走掉了對手,列文隻好繼續和灰色胡髭的地主談話,想盡力對他證明,現在一切困難都是因為我們不清楚我們的勞動者的特性和習慣導致的。可是這位地主,就像所有與世隔絕、獨立思考的人一樣,去理解別人的意見顯得很遲鈍,並且特別固執己見。他堅持說,現在的俄國農民都是豬,他們貪戀豬一樣的生活。要想把他們從豬一般的處境中拯救出來,就要有權力,但是現在卻沒有。一個人一定需要有一條鞭子,因為他們現在變得太自由了,使得我們突然要使用律師和模範監獄取代使用了一千年的鞭子,而且在監獄裏,還要給那些不中用的、身上散發著惡臭的農民吃很好的湯,甚至還計算出來應該給他幾立方尺的空氣。

“您為什麽會這樣認為呢?”列文說,想盡力拉回到原來的話題上去,“要是用這樣一種對勞動者的關係,想使得勞動產生很高的生產率,是不可能的。”
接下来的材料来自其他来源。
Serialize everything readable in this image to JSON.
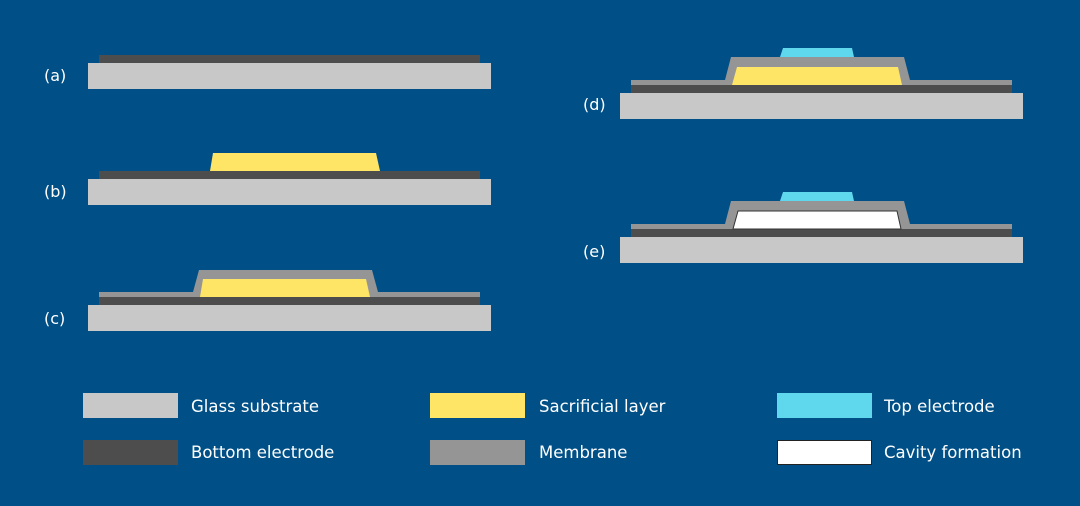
{
  "colors": {
    "background": "#004f86",
    "glass_substrate": "#c8c8c8",
    "bottom_electrode": "#4d4d4d",
    "sacrificial_layer": "#ffe566",
    "membrane": "#959595",
    "top_electrode": "#5fd8ee",
    "cavity": "#ffffff"
  },
  "steps": [
    {
      "label": "(a)"
    },
    {
      "label": "(b)"
    },
    {
      "label": "(c)"
    },
    {
      "label": "(d)"
    },
    {
      "label": "(e)"
    }
  ],
  "legend": [
    {
      "label": "Glass substrate",
      "color": "#c8c8c8"
    },
    {
      "label": "Bottom electrode",
      "color": "#4d4d4d"
    },
    {
      "label": "Sacrificial layer",
      "color": "#ffe566"
    },
    {
      "label": "Membrane",
      "color": "#959595"
    },
    {
      "label": "Top electrode",
      "color": "#5fd8ee"
    },
    {
      "label": "Cavity formation",
      "color": "#ffffff"
    }
  ]
}
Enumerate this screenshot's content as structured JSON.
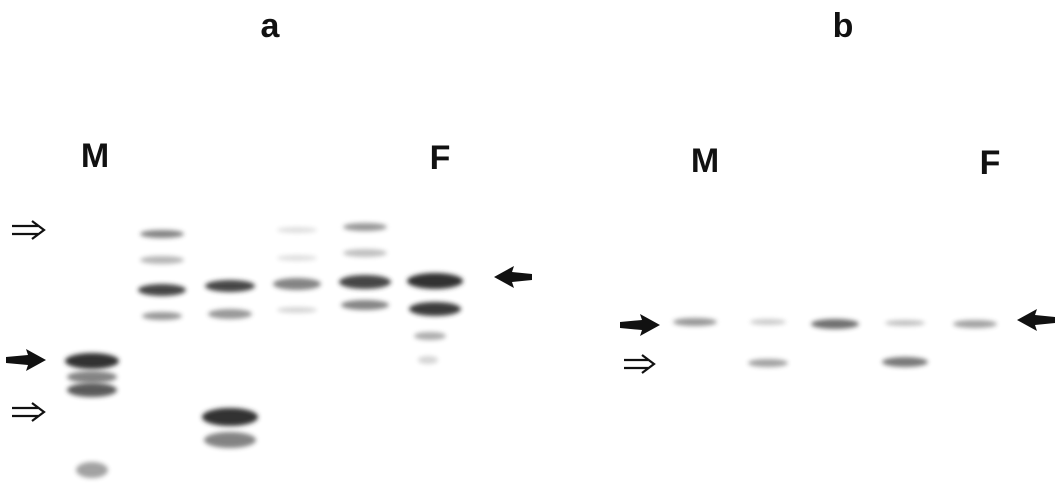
{
  "panels": [
    {
      "label": "a",
      "left_lane": "M",
      "right_lane": "F"
    },
    {
      "label": "b",
      "left_lane": "M",
      "right_lane": "F"
    }
  ]
}
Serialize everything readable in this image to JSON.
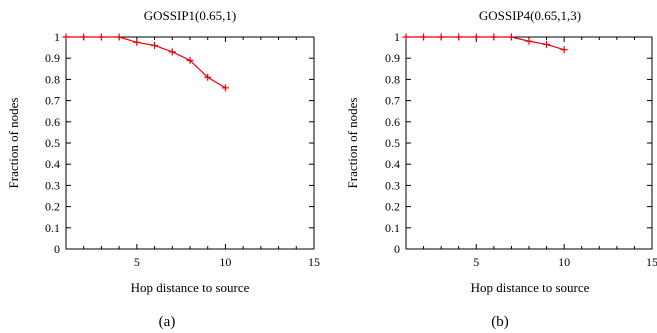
{
  "chart_data": [
    {
      "type": "line",
      "title": "GOSSIP1(0.65,1)",
      "caption": "(a)",
      "xlabel": "Hop distance to source",
      "ylabel": "Fraction of nodes",
      "xlim": [
        1,
        15
      ],
      "ylim": [
        0,
        1
      ],
      "xticks": [
        5,
        10,
        15
      ],
      "xtick_labels": [
        "5",
        "10",
        "15"
      ],
      "yticks": [
        0,
        0.1,
        0.2,
        0.3,
        0.4,
        0.5,
        0.6,
        0.7,
        0.8,
        0.9,
        1
      ],
      "ytick_labels": [
        "0",
        "0.1",
        "0.2",
        "0.3",
        "0.4",
        "0.5",
        "0.6",
        "0.7",
        "0.8",
        "0.9",
        "1"
      ],
      "grid": false,
      "line_color": "#e8000b",
      "series": [
        {
          "x": [
            1,
            2,
            3,
            4,
            5,
            6,
            7,
            8,
            9,
            10
          ],
          "values": [
            1.0,
            1.0,
            1.0,
            1.0,
            0.975,
            0.96,
            0.93,
            0.89,
            0.81,
            0.76
          ]
        }
      ]
    },
    {
      "type": "line",
      "title": "GOSSIP4(0.65,1,3)",
      "caption": "(b)",
      "xlabel": "Hop distance to source",
      "ylabel": "Fraction of nodes",
      "xlim": [
        1,
        15
      ],
      "ylim": [
        0,
        1
      ],
      "xticks": [
        5,
        10,
        15
      ],
      "xtick_labels": [
        "5",
        "10",
        "15"
      ],
      "yticks": [
        0,
        0.1,
        0.2,
        0.3,
        0.4,
        0.5,
        0.6,
        0.7,
        0.8,
        0.9,
        1
      ],
      "ytick_labels": [
        "0",
        "0.1",
        "0.2",
        "0.3",
        "0.4",
        "0.5",
        "0.6",
        "0.7",
        "0.8",
        "0.9",
        "1"
      ],
      "grid": false,
      "line_color": "#e8000b",
      "series": [
        {
          "x": [
            1,
            2,
            3,
            4,
            5,
            6,
            7,
            8,
            9,
            10
          ],
          "values": [
            1.0,
            1.0,
            1.0,
            1.0,
            1.0,
            1.0,
            1.0,
            0.98,
            0.965,
            0.94
          ]
        }
      ]
    }
  ]
}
“對俄國農民來說,就是永遠不能這樣!因為我們沒有權力。”地主回答。

“我們要怎樣才能找得到新的條件呢?”斯維亞日斯基說,吃了一些凝乳,然後點上一支香煙,他又過來參與爭論了。“現在對於勞動力的一切可能的關係,實際上都已經確定了,並且是經過研究的,”他說。“野蠻時期的殘餘,就連環保的原始公社都自然而然地消滅了,現在農奴製也被廢除了,唯一剩下來的隻有自由勞動,然而它的形式是固定了的、現成的以及非采用不可的。長工,日工,佃農——除此之外,沒有別的形式。”

“但是在歐洲已經對這些形式感到不滿了。”

“既然感到不滿了,他們正在探求新的,而且多半是會找尋出來的。”

“這正是我想要說的,”列文說。“為什麽我們自己不去試著探求呢?”

“就是因為這正和重新發明鐵路建築法一樣。由於它們原本是現成的、早已發明了的。”

“但如果它們不適合我們使用,並且它們並不高明呢?”列文問道。

他再一次在斯維亞日斯基的眼神裏覺察出驚愕的神情。

“啊,如果是這樣那我們可真是要目空一切了,我們居然要探索出整個歐洲正在探索的東西!這些話我已經聽夠了,但是,不好意思,您清楚有關勞動組織問題在歐洲獲得的一切成就嗎?”

“不,我不大了解。”

“這個問題現在已經引起歐洲最優秀的思想家們的注意了:舒爾茲?傑裏奇派;極端自由主義的拉薩爾派。論勞動問題的浩瀚巨著……以及米爾豪森製度——這一切都已經變成事實了,我想您大概也知道吧。”

“我隻是稍微知道一點,但是比較模糊。”

“不,您隻是謙虛才這麽說罷了。毫無疑問,關於這一切您了解得與我一樣清楚。當然,我並不是一個社會學教授,但這同樣令我產生興趣,而且說實話,如果您也感興趣的話,您應該研究研究。”

“那麽他們得出什麽樣的結論呢?”

“不好意思……”

兩位地主站起來了,斯維亞日斯基又一次阻止了列文想要窺視他的內心深處那種令人不快的習慣,出門送客去了。